Or, voilà, mes Frères, comme la résurrection du Sauveur soutient la foi de l'homme juste : il voit dans ce mystère toute la religion assurée; les châtiments dont elle menace, certains; ses promesses, infaillibles; ses préceptes, nécessaires; ses conseils, importants; ses observances, res pectables; le plus simple détail de son culte, digne de nos hommages. Dès là que Jésus-Christ est ressuscité, ah! dès lors je ne trouve plus rien de si grand que la vertu; rien de plus à craindre que le vice; rien de plus insensé que de négliger le soin de son ame; rien de plus sage que de sacrifier au salut. Dès là les dérisions des impies sur la sainteté de nos mystères, sont des extravagances que j'ai peine à comprendre, et des blasphèmes dont j'ai horrear; les réflexions des sages du monde sur les saintes obscurités de la foi, des discours d'enfant.
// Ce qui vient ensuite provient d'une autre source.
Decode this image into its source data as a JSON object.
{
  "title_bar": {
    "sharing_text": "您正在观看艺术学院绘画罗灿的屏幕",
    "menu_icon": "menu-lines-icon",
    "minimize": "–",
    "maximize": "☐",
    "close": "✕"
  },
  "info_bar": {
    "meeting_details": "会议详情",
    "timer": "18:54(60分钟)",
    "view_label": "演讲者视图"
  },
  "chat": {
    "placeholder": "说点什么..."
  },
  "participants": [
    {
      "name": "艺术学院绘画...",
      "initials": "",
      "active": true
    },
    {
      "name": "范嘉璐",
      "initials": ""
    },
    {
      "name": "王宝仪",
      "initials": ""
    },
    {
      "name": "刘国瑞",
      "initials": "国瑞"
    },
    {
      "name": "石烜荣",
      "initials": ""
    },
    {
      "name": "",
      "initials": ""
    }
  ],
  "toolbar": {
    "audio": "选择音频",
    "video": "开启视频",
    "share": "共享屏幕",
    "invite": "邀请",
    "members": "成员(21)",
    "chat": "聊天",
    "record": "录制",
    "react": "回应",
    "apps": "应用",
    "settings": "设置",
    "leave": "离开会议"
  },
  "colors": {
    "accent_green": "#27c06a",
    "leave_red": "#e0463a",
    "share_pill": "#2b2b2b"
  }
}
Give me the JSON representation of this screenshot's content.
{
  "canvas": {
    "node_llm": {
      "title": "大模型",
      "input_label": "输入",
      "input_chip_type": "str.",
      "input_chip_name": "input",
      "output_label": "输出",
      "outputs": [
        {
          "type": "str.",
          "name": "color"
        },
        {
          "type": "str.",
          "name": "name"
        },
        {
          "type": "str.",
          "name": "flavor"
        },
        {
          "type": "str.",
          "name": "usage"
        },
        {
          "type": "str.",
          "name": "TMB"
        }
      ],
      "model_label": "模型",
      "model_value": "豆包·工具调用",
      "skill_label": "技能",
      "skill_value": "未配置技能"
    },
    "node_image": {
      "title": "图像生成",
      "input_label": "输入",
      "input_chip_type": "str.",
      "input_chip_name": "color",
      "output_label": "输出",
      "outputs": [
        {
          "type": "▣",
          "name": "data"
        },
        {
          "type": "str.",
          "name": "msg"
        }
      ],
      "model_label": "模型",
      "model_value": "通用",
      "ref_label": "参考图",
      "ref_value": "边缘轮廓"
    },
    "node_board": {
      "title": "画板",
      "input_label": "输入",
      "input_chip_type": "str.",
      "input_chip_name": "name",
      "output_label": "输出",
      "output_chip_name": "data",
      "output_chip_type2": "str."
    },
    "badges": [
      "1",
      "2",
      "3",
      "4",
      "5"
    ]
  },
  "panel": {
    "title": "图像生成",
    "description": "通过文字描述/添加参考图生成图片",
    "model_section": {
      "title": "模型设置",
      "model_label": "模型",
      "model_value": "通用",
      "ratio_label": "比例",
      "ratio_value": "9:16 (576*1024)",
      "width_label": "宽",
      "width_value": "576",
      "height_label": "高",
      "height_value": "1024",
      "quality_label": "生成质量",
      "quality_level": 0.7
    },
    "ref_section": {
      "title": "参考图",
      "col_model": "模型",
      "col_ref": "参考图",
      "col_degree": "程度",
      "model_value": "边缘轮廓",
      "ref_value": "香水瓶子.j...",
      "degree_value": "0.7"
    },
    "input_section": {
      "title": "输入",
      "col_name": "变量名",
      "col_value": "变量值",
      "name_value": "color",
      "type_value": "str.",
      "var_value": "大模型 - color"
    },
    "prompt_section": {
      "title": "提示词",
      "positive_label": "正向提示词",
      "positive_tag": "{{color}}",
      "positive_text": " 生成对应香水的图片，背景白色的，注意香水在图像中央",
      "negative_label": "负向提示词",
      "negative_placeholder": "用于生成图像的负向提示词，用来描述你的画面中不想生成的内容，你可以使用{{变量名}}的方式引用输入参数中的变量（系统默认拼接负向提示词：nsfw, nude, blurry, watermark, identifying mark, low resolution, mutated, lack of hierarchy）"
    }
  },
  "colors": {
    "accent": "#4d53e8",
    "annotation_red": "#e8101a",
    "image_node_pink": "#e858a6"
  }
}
Dès là l'Evangile me paroît ma seule règle; les exemples de Jésus-Christ, mon modèle; les terreurs de la piété, des dons de Dieu; la sécurité des libertins, une fureur désespérée; en un mot, l'infidélité aux grâces reçues, et les rechutes dans les premiers désordres, le plus grand des malheurs, et le caractère des réprouvés.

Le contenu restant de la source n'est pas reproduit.